Asentado en su estudio en la calle Sol, Habana Vieja, desde la década de los 90, que ejerce las funciones también de taller y galería, él mismo se sorprende día a día con la riqueza de lenguajes y estilos de vida que le rodea en ese intenso micromundo urbano. Su espíritu se inquieta y alebresta mientras trabaja allí desde entonces, y deja que penetre en él la riqueza de sus ancestros llegados a esta isla siglos atrás: de ahí su acercamiento a deidades tales como Elegguá, Ochún, la Virgen de la Caridad del Cobre, la Virgen de Regla, Changó, que expresa mediante una síntesis pictórica y una austera figuración.

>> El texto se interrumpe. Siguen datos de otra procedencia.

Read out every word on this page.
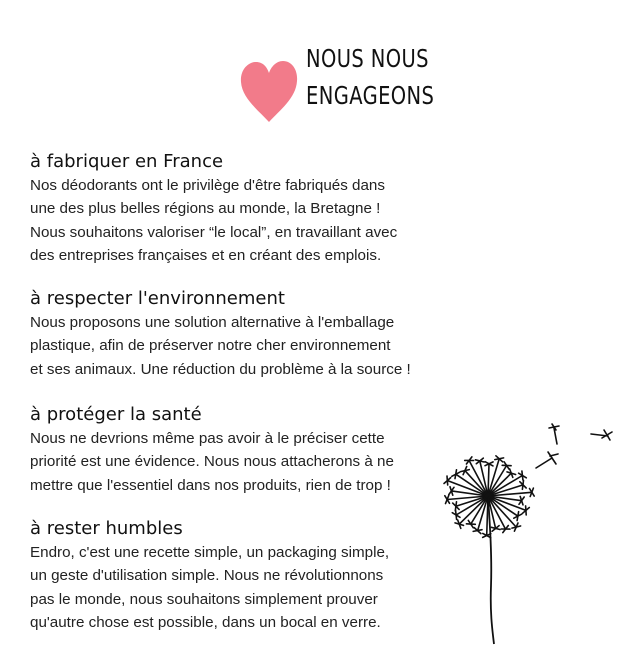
NOUS NOUS
ENGAGEONS
à fabriquer en France

Nos déodorants ont le privilège d'être fabriqués dans
une des plus belles régions au monde, la Bretagne !
Nous souhaitons valoriser “le local”, en travaillant avec
des entreprises françaises et en créant des emplois.

à respecter l'environnement

Nous proposons une solution alternative à l'emballage
plastique, afin de préserver notre cher environnement
et ses animaux. Une réduction du problème à la source !

à protéger la santé

Nous ne devrions même pas avoir à le préciser cette
priorité est une évidence. Nous nous attacherons à ne
mettre que l'essentiel dans nos produits, rien de trop !

à rester humbles

Endro, c'est une recette simple, un packaging simple,
un geste d'utilisation simple. Nous ne révolutionnons
pas le monde, nous souhaitons simplement prouver
qu'autre chose est possible, dans un bocal en verre.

A pesar de tanta sencillez formal por momentos, no permitió que la abstracción lírica, depurada y no geométrica, se convirtiera en el centro de su obra. Lo que resultó fue una integración de superficies y manchas inéditas en nuestra visualidad, contrapuestas al realismo que casi siempre acompaña la representación de aquellas imágenes religiosas. La llama de una vela, por ejemplo, un ojo inquietante, una cazuela, se convirtió de pronto en impactante signo de su grabado y pintura para producir, de paso, una singular mezcla de figuración-abstracción.

Por estas razones Choco no se tornó un artista abstracto pues la figuración le acompañó desde sus comienzos y parece acompañarlo siempre, como a sus compañeros de andadas y promoción quienes, en sus largas y provechosas carreras, han permanecido fieles a la misma. Parece  decirnos que nada es puro en la viña del Señor, y todo es nuevo y viejo a la vez, y todo puede mezclarse o está ya mezclado, tal vez en homenaje secreto a Nicolás Guillén. Choco replica a Guillén, sí, pero también a Bola de Nieve sin apenas darnos cuenta. Y nos recuerda por momentos las portentosas voces de Lázaro Ross, Louis Armstrong, Billie Holiday, Milton Nascimento, y los agudos de Miles Davis y Herbie Hancock, y hasta las composiciones urbanas, barriales, del Tío Tom en su dominio habanero.

Por un lado pinta, por otro graba. Y salta hacia los volúmenes para proponer una columna o un cilindro enormes, desde donde expresa lo tridimensional con mucha fuerza. Choco pertenece a esa estirpe de creadores educados en la tradición y la historia del arte cubano, y en los fundamentos de la modernidad intelectual que sentó las bases de la cultura contemporánea a lo largo del siglo XX y sin la cual hoy no nos reconoceríamos ni nos identificaríamos en medio del escenario global y postmoderno que vivimos. Su rica cultura artística y sensibilidad le permiten disfrutar un retrato del Fayum y los seres angustiados de Francis Bacon, al igual que los dibujos y bocetos de Da Vinci, el minimalismo de Carl André y los graffitis intensos de Keith Haring y Basquiat.

El cuerpo de profesores de la otrora Escuela Nacional de Arte de Cubanacán, en los años 60, le inculcó ese modo universal, ecuménico, de apreciar el mundo, de percibir gestos y acciones creadoras de cualquier gran talento en el planeta y ajeno a toda noción de moda o tendencia favorecida por el mercadodel arte.

Por eso lo vemos trabajar inclinado sobre una plancha de metal, o reciclando ropas usadas y cartones para extraer el máximo provecho a la precariedad que enfrentan él y numerosos creadores en Cuba. Lo vemos también pensando horas y horas ante el lienzo vacío, dudando del color a emplear o del trazo que definirá una figura al tiempo que enfrenta los desafueros del calor en Cuba. Descalzo en ocasiones, se desplaza hacia la cocina que tiene en su estudio para comprobar sazones y platos que prepara con frijoles, arroz, masas de puerco fritas, papas, para disfrute de él mismo y cualquiera que lo visite aún con sus dedos embarrados de óleo, acrílico y aguarrás, linaza y goma arábiga, ácidos mordientes y esponjas chorreando agua sobre la piedra gruesa.

Proyecta así, sin quererlo y de manera espontánea, una imagenfamiliar, amable, de hombre común, cercana a la de muchos artistas de las vanguardias cubanas, algunos de los cuales él llegó a conocer y hasta celebrar alrededor de una taza de café.

Las calles de La Habana Vieja, y del resto de la ciudad, lo asaltan día a día en su imaginación con su espíritu y su letra al igual que sus amigos, los cubanos en general, el país. Alberga y derrocha lealtades infinitas para todos. Tiene una sonrisa amplia que manifiesta con sus grandes dientes y su enorme boca. Y tiene sus cuentas muy claras en la cabeza para subrayar aquel refrán popular y antiguo que proclama: el chocolate… mientras más espeso mejor.